Under the Reformers' motion, these replacement workers, or scabs, would be allowed to take part in such a vote, something which we strongly oppose. We must not, in any way, legitimize the hiring of replacement workers, whether it is before, during or after the fact. Therefore, we will oppose this motion by the Reform Party.
Motion No. 8 deals with clause 16 on page 16 of the bill and has to do with employers' representatives. There is a provision with which we have trouble, and this is the reason for our motion. That provision reads:
(4.1) On application by one or more employers of employees in the bargaining unit, the Board may, if it is satisfied that the employer representative is no longer qualified to act in that capacity, revoke the appointment of the employer representative and appoint a new representative.
This provision deals with employers' representation on the board. It provides that the employers represented on the board may, for reasons of their own, deem the employer representative no longer qualified to represent them. We respect the fact that these employers may repudiate—to put it bluntly—their representative on the board, without going any further.
Based on the wording of the bill, the board may, if it is satisfied that the employer representative is no longer qualified to act in that capacity, revoke the appointment of the employer representative and appoint a new representative. We do not feel it is up to the board to interfere in such matters. It is up to the employers represented to proceed as they see fit and to designate those they see fit to designate.

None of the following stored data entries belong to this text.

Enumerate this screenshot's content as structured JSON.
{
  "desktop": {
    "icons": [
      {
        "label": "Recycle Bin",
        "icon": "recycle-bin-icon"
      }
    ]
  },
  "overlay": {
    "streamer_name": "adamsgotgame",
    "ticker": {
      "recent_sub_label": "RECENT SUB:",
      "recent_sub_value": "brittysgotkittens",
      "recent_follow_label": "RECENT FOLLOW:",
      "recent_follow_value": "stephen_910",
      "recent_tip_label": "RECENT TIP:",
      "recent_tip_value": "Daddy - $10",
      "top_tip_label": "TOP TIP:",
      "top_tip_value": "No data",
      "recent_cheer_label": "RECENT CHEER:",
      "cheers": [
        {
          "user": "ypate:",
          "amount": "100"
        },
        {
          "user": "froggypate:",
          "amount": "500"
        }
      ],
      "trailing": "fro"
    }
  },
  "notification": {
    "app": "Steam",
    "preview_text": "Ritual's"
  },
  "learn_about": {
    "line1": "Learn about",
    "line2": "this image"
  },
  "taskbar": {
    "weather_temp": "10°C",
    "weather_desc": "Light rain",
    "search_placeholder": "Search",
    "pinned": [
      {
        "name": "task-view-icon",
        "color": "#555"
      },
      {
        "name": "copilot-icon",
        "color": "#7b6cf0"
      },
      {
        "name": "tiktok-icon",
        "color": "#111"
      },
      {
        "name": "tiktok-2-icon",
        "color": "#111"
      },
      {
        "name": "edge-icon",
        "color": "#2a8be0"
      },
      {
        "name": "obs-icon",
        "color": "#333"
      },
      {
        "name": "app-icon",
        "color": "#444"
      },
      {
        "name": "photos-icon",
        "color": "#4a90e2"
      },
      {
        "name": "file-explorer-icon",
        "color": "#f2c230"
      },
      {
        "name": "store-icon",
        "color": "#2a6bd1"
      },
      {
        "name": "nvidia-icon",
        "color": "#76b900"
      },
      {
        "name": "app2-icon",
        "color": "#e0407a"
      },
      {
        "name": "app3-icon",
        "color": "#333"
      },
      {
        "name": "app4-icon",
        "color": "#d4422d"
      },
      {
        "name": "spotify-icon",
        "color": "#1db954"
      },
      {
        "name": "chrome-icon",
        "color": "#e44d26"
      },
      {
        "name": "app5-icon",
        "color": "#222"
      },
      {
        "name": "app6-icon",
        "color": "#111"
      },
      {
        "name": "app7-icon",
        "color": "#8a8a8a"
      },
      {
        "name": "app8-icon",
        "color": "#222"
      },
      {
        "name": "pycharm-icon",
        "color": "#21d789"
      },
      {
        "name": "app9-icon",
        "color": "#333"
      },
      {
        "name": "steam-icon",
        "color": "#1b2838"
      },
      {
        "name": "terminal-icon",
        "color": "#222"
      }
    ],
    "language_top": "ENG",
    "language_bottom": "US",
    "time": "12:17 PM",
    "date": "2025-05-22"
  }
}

The board's control over this aspect is a source of concern. Taken to the extreme, the board could decide to retain the representation made by a person whom the employer had indicated it no longer wished to be represented by. This therefore confers an undue control to the board, which is why we are presenting this motion.
Then we have the last motion in Group No. 2, on page 36. This is probably a marked improvement, and is the reason why the public is so pleased, as we must admit it is, with the work of the Simms commission and with the Simms report, which talks about the balance that may have been struck. This mechanism is an important one, and could be described as modern. It is a response to a need that is recognized in the report.
It is stated that the board can, despite a lack of evidence of majority support, certify a union when there has been unfair labour practice or serious infringement on the free choice of employees to free negotiation, to free representation. Thus, when the employer has obviously behaved in an unfair and abusive manner, when there has been intimidation or violence, the legislator may, via the board, authorize certification of a trade union, may certify it to represent a given employee group.
As you have seen, the Reform Party is opposed to such a thing. This is a societal choice, a social as opposed to purely economic point of view, where a deaf ear is turned regardless of even seriously unfair labour practices, as the government's explanatory notes indicate.
We on this side are vehemently opposed to this. I personally find it a very up to date, very generous point of view, provided of course that the board has set out clear guidelines.
It must be hoped that the board will show some wisdom, that it will ensure that it does not become common practice to give such accreditation without proper consultation or a vote. There would, I assume, have to be exceptional circumstances for this clause to be applied.
Those are, therefore, the comments I wanted to make on the four motions in Group No. 2.